Working with so many scientists from around the world, Seidel compared the construction of the detector to a recipe.

“The ATLAS Experiment has hundreds of millions of detector elements and electronic components.  Each part of the hardware has its own special role to play in the discovery of a new particle.  No single group could design, build, and operate everything.  Think of it like a recipe with all the various ingredients such as eggs and milk,” said Seidel. “You could say that we contributed the eggs while other researchers and scientists from around the world contributed the milk and other ingredients. But we had to invent the eggs before we could contribute them!  The process involving all the scientists is quite democratic. Certain scientists are interested and experienced in building particular types of detectors. We would visit and talk, and after a while the collaboration emerged organically.”

Scientists proposed in 1964 the existence of a new particle, now known as the Higgs boson, whose coupling with other particles would determine their mass. Experiments at the LEP collider at CERN and the Tevatron collider at the Department of Energy's Fermilab have searched for the Higgs boson, but it has eluded discovery. Only now, after decades of developments in accelerator and detector technology and computing – not to mention advancements in the understanding of the rest of the Standard Model – are scientists approaching the moment of knowing whether the Higgs was the right solution to this problem.

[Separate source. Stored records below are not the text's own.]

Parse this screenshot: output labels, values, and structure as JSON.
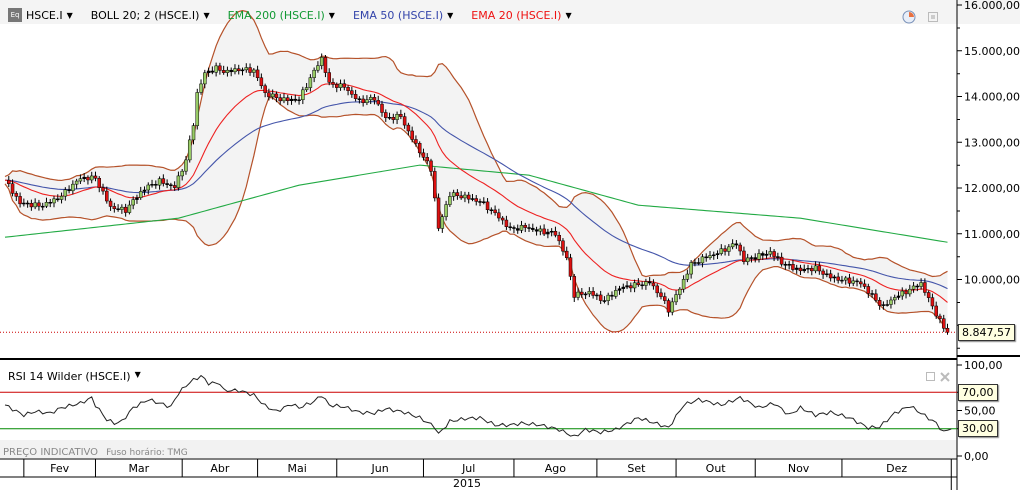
{
  "header": {
    "symbol": "HSCE.I",
    "indicators": [
      {
        "label": "BOLL 20; 2 (HSCE.I)",
        "color": "#000000"
      },
      {
        "label": "EMA 200 (HSCE.I)",
        "color": "#119933"
      },
      {
        "label": "EMA 50 (HSCE.I)",
        "color": "#3344aa"
      },
      {
        "label": "EMA 20 (HSCE.I)",
        "color": "#ee1111"
      }
    ]
  },
  "rsi_panel": {
    "title": "RSI 14 Wilder (HSCE.I)",
    "upper_label": "70,00",
    "lower_label": "30,00"
  },
  "footer": {
    "note": "PREÇO INDICATIVO",
    "timezone": "Fuso horário: TMG"
  },
  "last_price_label": "8.847,57",
  "colors": {
    "up": "#99cc66",
    "down": "#dd1111",
    "boll": "#b5522a",
    "ema200": "#22aa44",
    "ema50": "#4455aa",
    "ema20": "#ee2222",
    "rsi_upper": "#cc0000",
    "rsi_lower": "#008800"
  },
  "chart_data": [
    {
      "type": "candlestick",
      "title": "HSCE.I",
      "x_axis": {
        "year": "2015",
        "months": [
          "Fev",
          "Mar",
          "Abr",
          "Mai",
          "Jun",
          "Jul",
          "Ago",
          "Set",
          "Out",
          "Nov",
          "Dez"
        ],
        "month_start_day": [
          5,
          24,
          47,
          67,
          88,
          111,
          135,
          157,
          178,
          199,
          222
        ]
      },
      "y_axis": {
        "ticks": [
          "16.000,00",
          "15.000,00",
          "14.000,00",
          "13.000,00",
          "12.000,00",
          "11.000,00",
          "10.000,00",
          "9.000,00"
        ],
        "range": [
          8500,
          16100
        ]
      },
      "closes": [
        [
          0,
          12171
        ],
        [
          4,
          11624
        ],
        [
          9,
          11624
        ],
        [
          15,
          11843
        ],
        [
          20,
          12171
        ],
        [
          24,
          12215
        ],
        [
          28,
          11624
        ],
        [
          32,
          11514
        ],
        [
          37,
          11952
        ],
        [
          41,
          12171
        ],
        [
          45,
          12062
        ],
        [
          48,
          12609
        ],
        [
          50,
          13374
        ],
        [
          51,
          14031
        ],
        [
          53,
          14468
        ],
        [
          56,
          14621
        ],
        [
          58,
          14578
        ],
        [
          62,
          14621
        ],
        [
          66,
          14534
        ],
        [
          69,
          14031
        ],
        [
          73,
          13965
        ],
        [
          78,
          13965
        ],
        [
          84,
          14797
        ],
        [
          86,
          14250
        ],
        [
          90,
          14250
        ],
        [
          94,
          13921
        ],
        [
          98,
          13921
        ],
        [
          101,
          13484
        ],
        [
          105,
          13593
        ],
        [
          107,
          13265
        ],
        [
          110,
          12828
        ],
        [
          113,
          12390
        ],
        [
          115,
          11077
        ],
        [
          118,
          11843
        ],
        [
          122,
          11843
        ],
        [
          126,
          11733
        ],
        [
          130,
          11405
        ],
        [
          134,
          11077
        ],
        [
          138,
          11187
        ],
        [
          142,
          11077
        ],
        [
          146,
          10968
        ],
        [
          149,
          10421
        ],
        [
          151,
          9655
        ],
        [
          155,
          9764
        ],
        [
          159,
          9545
        ],
        [
          163,
          9764
        ],
        [
          167,
          9874
        ],
        [
          171,
          9983
        ],
        [
          174,
          9655
        ],
        [
          176,
          9327
        ],
        [
          179,
          9764
        ],
        [
          182,
          10312
        ],
        [
          186,
          10530
        ],
        [
          190,
          10640
        ],
        [
          194,
          10749
        ],
        [
          196,
          10377
        ],
        [
          200,
          10530
        ],
        [
          203,
          10640
        ],
        [
          207,
          10312
        ],
        [
          211,
          10158
        ],
        [
          215,
          10246
        ],
        [
          219,
          10093
        ],
        [
          223,
          9983
        ],
        [
          227,
          9874
        ],
        [
          231,
          9545
        ],
        [
          233,
          9436
        ],
        [
          236,
          9655
        ],
        [
          240,
          9764
        ],
        [
          243,
          9874
        ],
        [
          245,
          9545
        ],
        [
          248,
          9108
        ],
        [
          250,
          8848
        ]
      ],
      "ema200": [
        [
          0,
          10924
        ],
        [
          46,
          11340
        ],
        [
          78,
          12062
        ],
        [
          110,
          12500
        ],
        [
          139,
          12280
        ],
        [
          168,
          11624
        ],
        [
          211,
          11340
        ],
        [
          250,
          10814
        ]
      ],
      "boll": {
        "period": 20,
        "stddev": 2
      },
      "ema_periods": [
        20,
        50
      ],
      "last": 8847.57
    },
    {
      "type": "line",
      "title": "RSI 14 Wilder (HSCE.I)",
      "y_axis": {
        "ticks": [
          "100,00",
          "70,00",
          "50,00",
          "30,00",
          "0,00"
        ],
        "range": [
          0,
          100
        ]
      },
      "levels": [
        70,
        30
      ],
      "values": [
        [
          0,
          56
        ],
        [
          4,
          47
        ],
        [
          5,
          45
        ],
        [
          8,
          49
        ],
        [
          12,
          47
        ],
        [
          15,
          53
        ],
        [
          20,
          58
        ],
        [
          23,
          64
        ],
        [
          24,
          56
        ],
        [
          27,
          40
        ],
        [
          29,
          36
        ],
        [
          31,
          38
        ],
        [
          34,
          53
        ],
        [
          38,
          62
        ],
        [
          41,
          58
        ],
        [
          44,
          54
        ],
        [
          46,
          69
        ],
        [
          49,
          81
        ],
        [
          52,
          88
        ],
        [
          54,
          80
        ],
        [
          57,
          80
        ],
        [
          58,
          72
        ],
        [
          62,
          72
        ],
        [
          66,
          67
        ],
        [
          69,
          55
        ],
        [
          72,
          49
        ],
        [
          76,
          57
        ],
        [
          78,
          53
        ],
        [
          82,
          60
        ],
        [
          84,
          67
        ],
        [
          86,
          56
        ],
        [
          90,
          54
        ],
        [
          94,
          48
        ],
        [
          98,
          47
        ],
        [
          101,
          52
        ],
        [
          106,
          48
        ],
        [
          110,
          42
        ],
        [
          114,
          32
        ],
        [
          115,
          24
        ],
        [
          118,
          38
        ],
        [
          122,
          41
        ],
        [
          126,
          42
        ],
        [
          130,
          34
        ],
        [
          134,
          34
        ],
        [
          137,
          36
        ],
        [
          142,
          34
        ],
        [
          147,
          29
        ],
        [
          151,
          21
        ],
        [
          154,
          29
        ],
        [
          158,
          26
        ],
        [
          162,
          29
        ],
        [
          168,
          42
        ],
        [
          174,
          34
        ],
        [
          176,
          31
        ],
        [
          180,
          56
        ],
        [
          184,
          62
        ],
        [
          190,
          56
        ],
        [
          195,
          64
        ],
        [
          200,
          53
        ],
        [
          204,
          58
        ],
        [
          208,
          45
        ],
        [
          211,
          53
        ],
        [
          215,
          45
        ],
        [
          219,
          48
        ],
        [
          224,
          42
        ],
        [
          229,
          31
        ],
        [
          232,
          32
        ],
        [
          236,
          47
        ],
        [
          240,
          55
        ],
        [
          243,
          47
        ],
        [
          247,
          36
        ],
        [
          249,
          26
        ],
        [
          251,
          31
        ]
      ]
    }
  ]
}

The new particle is in the mass region around 125-126 GeV. When protons collide in the Large Hadron Collider, their energy can convert into mass, often creating short-lived particles. These particles quickly decay into lighter, more stable particles that scientists can record with their detectors.

Theoretical physicists have predicted the rate at which the Higgs boson will be produced in high-energy proton-proton collisions at the LHC and also how it decays into certain combinations of observable particles. Experimental physicists at the ATLAS and CMS experiments have been studying the collisions and have observed a new particle. Still, more data will need to be collected and further analysis run to determine its properties.

In December the CMS and ATLAS experiments announced seeing tantalizing hints of a new particle in their hunt for the Higgs, the missing piece in the Standard Model of particle physics. Since resuming data-taking in March 2012, the CMS and ATLAS experiments have more than doubled their collected data. The statistical significance of the earlier hints has grown.

“We understand that all of nature is built from elementary particles – for example, atoms are made up of protons and electrons and other particles that form bound states,” said Seidel. “Atoms and molecules comprise our planetary systems and galaxies.  Having mass is essential to forming a gravitationally bound state.  The Higgs boson answers the question of why do particles have mass. The Higgs boson helps us understand the structures of the universe.”

Seidel’s group has an ongoing research program investigating many open questions in particle physics that may involve the Higgs boson and as well as other questions in different directions.

“This is new data in an energy regime never explored before. We’ll try to look into many corners of it over the coming years,” she added.

The results announced recently are preliminary. They are based on data collected in 2011 and 2012, with the 2012 data still under analysis. A more complete picture of the observations will emerge later this year after the LHC provides the experiments with more data. Publication of the analyses shown recently is expected in August.